The team later became the Greenshirts and were finalists for the J. Ross Robertson Cup in 1929. The Greenshirts were awarded the J. Ross Robertson Cup by default in the 1934–35 season after winning a protest on the series it had lost to the Oshawa Generals. The decision on the protest came too late for Kitchener to challenge the Northern Champion Sudbury Cub Wolves for the right to compete for the Memorial Cup. The Greenshirts were runners-up in the J. Ross Robertson Cup finals in 1936.

Five future Hockey Hall of Famers played junior hockey for the Greenshirts during this era: Bobby Bauer, Woody Dumart, Milt Schmidt, Earl Seibert & Babe Siebert.

List of National Hockey League (NHL) alumni:

- Bobby Bauer
- Dick Behling
- Woody Dumart
- Lloyd Gross
- Ott Heller
- Art Herchenratter
- Ron Howell
- Bingo Kampman
- Jack Keating
- Howie Mackie
- George Patterson
- Milt Schmidt
- Earl Seibert
- Babe Siebert

==Junior B (c.1939 to c.1949)==
With many high calibre Junior A and NHL players involved in military service, Kitchener was left with a Junior B team to fill the void.

Future NHLers Howie Meeker & Dutch Reibel played for the Junior B Greenshirts during the 1940s.
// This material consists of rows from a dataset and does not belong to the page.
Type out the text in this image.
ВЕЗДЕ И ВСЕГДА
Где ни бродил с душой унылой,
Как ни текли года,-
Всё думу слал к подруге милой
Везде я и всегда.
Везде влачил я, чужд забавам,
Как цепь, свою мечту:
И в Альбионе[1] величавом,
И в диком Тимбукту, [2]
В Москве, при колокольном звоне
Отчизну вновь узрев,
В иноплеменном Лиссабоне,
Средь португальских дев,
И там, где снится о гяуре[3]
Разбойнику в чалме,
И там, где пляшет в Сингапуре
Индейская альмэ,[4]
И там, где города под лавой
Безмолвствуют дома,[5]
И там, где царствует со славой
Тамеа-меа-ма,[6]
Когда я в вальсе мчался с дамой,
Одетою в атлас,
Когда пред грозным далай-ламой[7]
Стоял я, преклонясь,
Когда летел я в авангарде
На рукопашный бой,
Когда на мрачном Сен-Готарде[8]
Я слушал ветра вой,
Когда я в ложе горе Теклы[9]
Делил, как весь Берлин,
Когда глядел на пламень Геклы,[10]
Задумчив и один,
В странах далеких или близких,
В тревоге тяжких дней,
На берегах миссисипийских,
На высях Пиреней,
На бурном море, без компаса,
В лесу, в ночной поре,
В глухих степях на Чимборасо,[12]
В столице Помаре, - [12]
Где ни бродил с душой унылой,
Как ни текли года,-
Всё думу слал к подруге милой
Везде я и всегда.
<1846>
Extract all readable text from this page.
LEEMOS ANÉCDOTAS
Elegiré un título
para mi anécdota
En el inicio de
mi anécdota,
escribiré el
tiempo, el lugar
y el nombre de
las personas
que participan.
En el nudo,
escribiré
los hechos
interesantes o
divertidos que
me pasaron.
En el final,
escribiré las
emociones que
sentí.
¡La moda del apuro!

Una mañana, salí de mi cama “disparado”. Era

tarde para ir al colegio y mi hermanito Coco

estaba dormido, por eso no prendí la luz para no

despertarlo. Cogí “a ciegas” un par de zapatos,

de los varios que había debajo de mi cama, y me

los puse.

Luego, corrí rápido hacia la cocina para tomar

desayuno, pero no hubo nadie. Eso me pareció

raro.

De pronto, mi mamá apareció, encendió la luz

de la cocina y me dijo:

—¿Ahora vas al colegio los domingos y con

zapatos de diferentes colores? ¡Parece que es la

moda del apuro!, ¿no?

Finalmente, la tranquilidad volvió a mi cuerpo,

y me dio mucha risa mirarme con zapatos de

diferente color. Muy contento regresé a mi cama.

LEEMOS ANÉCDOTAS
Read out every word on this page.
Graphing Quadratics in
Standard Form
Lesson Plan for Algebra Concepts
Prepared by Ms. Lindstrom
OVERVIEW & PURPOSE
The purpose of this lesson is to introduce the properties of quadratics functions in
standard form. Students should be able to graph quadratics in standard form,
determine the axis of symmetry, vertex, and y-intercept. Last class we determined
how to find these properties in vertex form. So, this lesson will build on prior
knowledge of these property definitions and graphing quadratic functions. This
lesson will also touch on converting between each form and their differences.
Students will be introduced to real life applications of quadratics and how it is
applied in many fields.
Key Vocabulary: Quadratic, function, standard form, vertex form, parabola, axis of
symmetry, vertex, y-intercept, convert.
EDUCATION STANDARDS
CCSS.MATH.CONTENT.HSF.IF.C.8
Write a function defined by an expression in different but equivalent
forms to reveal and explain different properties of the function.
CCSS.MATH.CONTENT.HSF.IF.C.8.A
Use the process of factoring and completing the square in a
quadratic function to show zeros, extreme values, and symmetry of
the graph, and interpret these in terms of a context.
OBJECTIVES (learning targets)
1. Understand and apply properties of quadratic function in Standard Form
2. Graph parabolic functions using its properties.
Howie Meeker would be inducted into the Hockey Hall of Fame as a broadcaster.

==Ontario Minor Hockey==
There has also been a minor ice hockey team in the Ontario Minor Hockey Association with the name Kitchener Greenshirts. Its NHL alumni include, Kevin Miehm, Steve Seftel, Brad Schlegel, Paul Reinhart, Brad Shaw and Nick Stajduhar.